Assim, façamos do elogio uma estratégia de guerra! Contra um ódio instagramável, ou uma adulação com falsidade, um elogio sincero. Ele abre as portas do coração, reata relações estremecidas. Para criticar, não é necessário ser muito inteligente, nem bondoso, nem esforçado. Qualquer um com acesso à internet e um pouco de ironia, pode fazê-lo. Mas, para elogiar “apesar de”, é fundamental ter pureza de coração e força de vontade para continuar procurando o belo, ainda que esteja sob mil véus.

Criamos cidades de pedra para aglomerar pessoas que só compartilham entre si a distância umas das outras. Quiçá tenhamos usado tanto concreto nos prédios que parte dele endureceu nosso coração. As nossas cidades são cada vez mais produtoras de vazio entre e dentro das pessoas. Somos matilhas de cachorros raivosos prontos para latir críticas e xingamentos violentos contra nossos vizinhos de rua. E é nessa situação em que o elogio pode ter um efeito humanizador, e nos lembrar que o motorista do carro à frente é gente como a gente. Quem dera fosse comum pessoas como as do vídeo abaixo, que elogiam gratuitamente outros, simplesmente para ver um sorriso inesperado.

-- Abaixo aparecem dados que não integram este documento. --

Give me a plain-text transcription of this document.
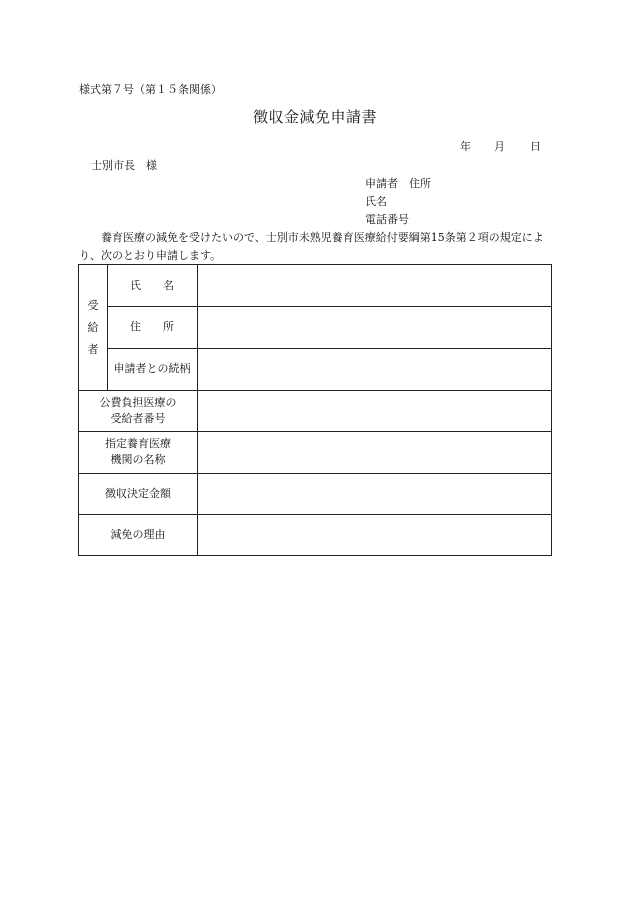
様式第７号（第１５条関係）
徴収金減免申請書
年 月 日
士別市長　様
申請者　住所
氏名
電話番号
養育医療の減免を受けたいので、士別市未熟児養育医療給付要綱第15条第２項の規定により、次のとおり申請します。
受給者
氏　　名
住　　所
申請者との続柄
公費負担医療の
受給者番号
指定養育医療
機関の名称
徴収決定金額
減免の理由
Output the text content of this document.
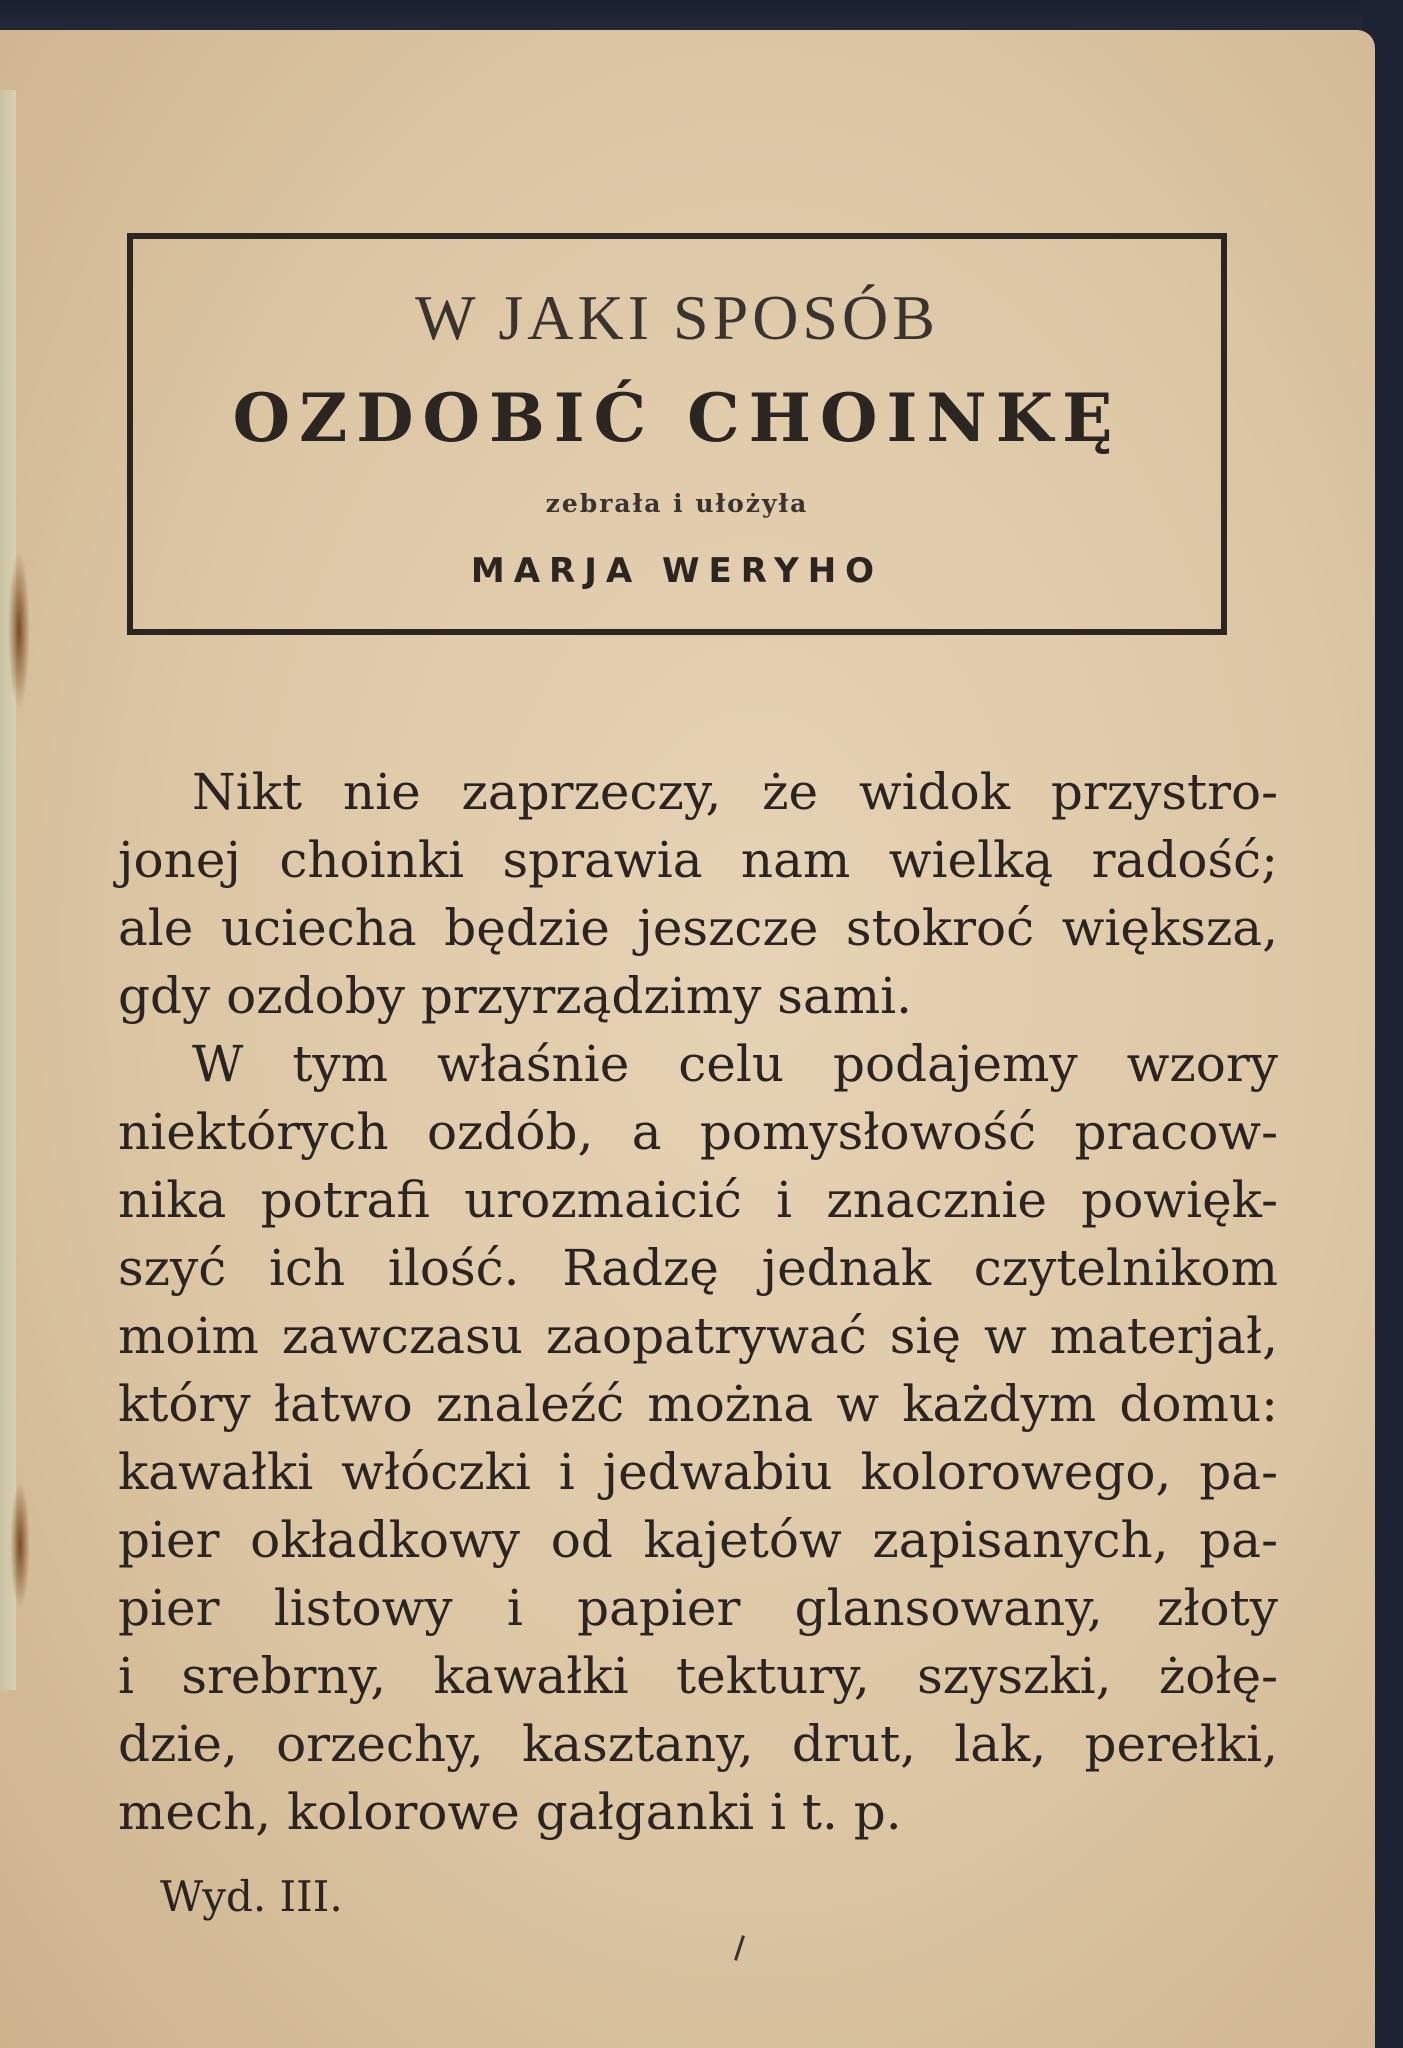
W JAKI SPOSÓB
OZDOBIĆ CHOINKĘ
zebrała i ułożyła
MARJA WERYHO
Nikt nie zaprzeczy, że widok przystro-
jonej choinki sprawia nam wielką radość;
ale uciecha będzie jeszcze stokroć większa,
gdy ozdoby przyrządzimy sami.
W tym właśnie celu podajemy wzory
niektórych ozdób, a pomysłowość pracow-
nika potrafi urozmaicić i znacznie powięk-
szyć ich ilość. Radzę jednak czytelnikom
moim zawczasu zaopatrywać się w materjał,
który łatwo znaleźć można w każdym domu:
kawałki włóczki i jedwabiu kolorowego, pa-
pier okładkowy od kajetów zapisanych, pa-
pier listowy i papier glansowany, złoty
i srebrny, kawałki tektury, szyszki, żołę-
dzie, orzechy, kasztany, drut, lak, perełki,
mech, kolorowe gałganki i t. p.
Wyd. III.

Talvez, quem sabe, nossos cidadãos aprenderiam a importância de criar momentos de felicidade na vida do outro e a gostar da gentileza. E de tanto gostar da gentileza, aprenderiam a ser gentis. Dessa forma, estaria criado um círculo virtuoso de felicidade e elogio! Faça esse teste hoje! Escolha e fale um elogio por dia para alguém e veja o que acontecerá!